Council member Bruce Harrell took humbrage at the idea that big signs distract drivers or that they're aesthetically unappealing. Quite the contrary, he said: "I think it shows vibrancy and resiliency. ... I haven't heard a lot of complaints. ... The question of visual blight—that's just personal opinion." As for driver distraction, Harrell said, "Has there been one accident in the city where a person has gotten into an accident and said, 'I was looking at the Montana sign [a huge sign advertising Montana tourism downtown] and I ran into somebody'? It's just a simple question."
Tom Rasmussen responded that the idea that big signs distract drivers "isn't new to this proposed regulation. Historically, driver distraction has been used as a sound basis for adopting signage regulations." Not only is that intuitively obvious—signs are designed to distract drivers and get them to look—but it's the law: In 1981, the U.S. Supreme Court ruled that all signs contribute to visual blight and driver distration by their very nature.
Second, the bill would triple the fine for code violations from a maximum of $500 a day to $1,500 a day.
The current fine, council staffers and the Department of Planning and Development argue, is too low to serve as an incentive for lease-holders—who can make as much as $40,000 a month from sign leases—to follow the rules. Additionally, higher fines would allow DPD, which currently has just 1.5 employees dedicated to sign inspection citywide, to hire more inspectors.
Harrell objected to that proposal too.
"Is there a record that we were imposing a $500 daily fine and it just wasn't working?" Harrell asked DPD's Mike Podowski. Podowski responded, "I think that's been the general feeling of our inspection staff. I don't think it rises to the level of a record.""The gift cards simply didn't seem to pass the straight-face test."
Harrell, doubling down, demanded to know why the city should triple the fine if DPD "can't say it's ineffective?," prompting Rasmussen to jump in: "I think one way you could show ineffectiveness is that you've assessed them and they have not changed their behavior." Podowski, looking relieved, said he'd get a record of citations and penalties to the council.
Finally, the bill would require companies seeking on-premises sign permits to actually provide the product or service advertised on site, eliminating the use of coupons and kiosks and other workarounds property owners have used to get around the law.
"The gift cards simply didn't seem to pass the straight-face test," Clark said. On that point, Harrell was silent.
After the briefing, more than two dozen speakers lined up for and (mostly) against the proposal, including representatives from community groups (El Centro de la Raza—for), the Seattle Design Commission (for, with modifications) and several of the big sign companies (against).

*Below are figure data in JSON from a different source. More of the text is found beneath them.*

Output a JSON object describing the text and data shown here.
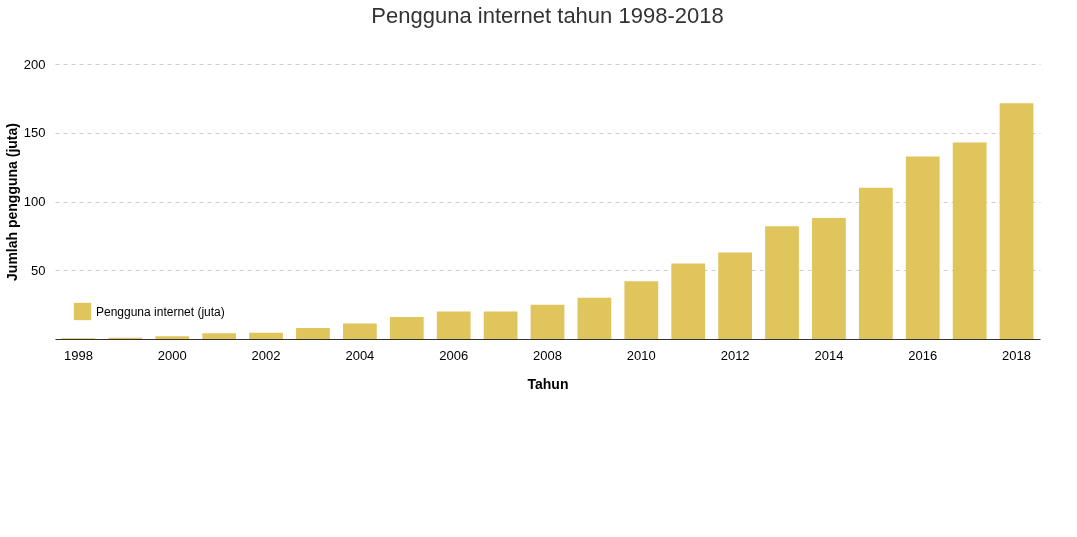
{
  "chart_data": {
    "type": "bar",
    "title": "Pengguna internet tahun 1998-2018",
    "xlabel": "Tahun",
    "ylabel": "Jumlah pengguna (juta)",
    "categories": [
      "1998",
      null,
      "2000",
      null,
      "2002",
      null,
      "2004",
      null,
      "2006",
      null,
      "2008",
      null,
      "2010",
      null,
      "2012",
      null,
      "2014",
      null,
      "2016",
      null,
      "2018"
    ],
    "series": [
      {
        "name": "Pengguna internet (juta)",
        "color": "#e0c45c",
        "values": [
          0.5,
          1,
          2,
          4.2,
          4.5,
          8,
          11.2,
          16,
          20,
          20,
          25,
          30,
          42,
          55,
          63,
          82,
          88,
          110,
          132.7,
          143,
          171.5
        ]
      }
    ],
    "ylim": [
      0,
      200
    ],
    "yticks": [
      50,
      100,
      150,
      200
    ],
    "grid": "y",
    "legend": "bottom left"
  }
}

Speakers who opposed the proposal argued that smaller signs might create an even greater distraction for drivers (who would have to look harder to read the signs and might swerve off the road); that the proposal would make it harder to advertise cultural and sports events (Clark noted that those fall under a different area of the sign code dealing with temporary signs); and that the sign proposal hasn't been through a thorough public process.
Clark was having none of that last claim. Rattling off a list of meetings, public and private, with sign companies, arts groups, the Mariners, and a dozen other advocates going back to early 2011—and citing media coverage from KIRO to the Consumerist to PubliCola going back just as far—Clark concluded succinctly: "It would be hard to argue that this has not had a lot of public discussion."
The committee will discuss the sign regs again at its meeting March 6.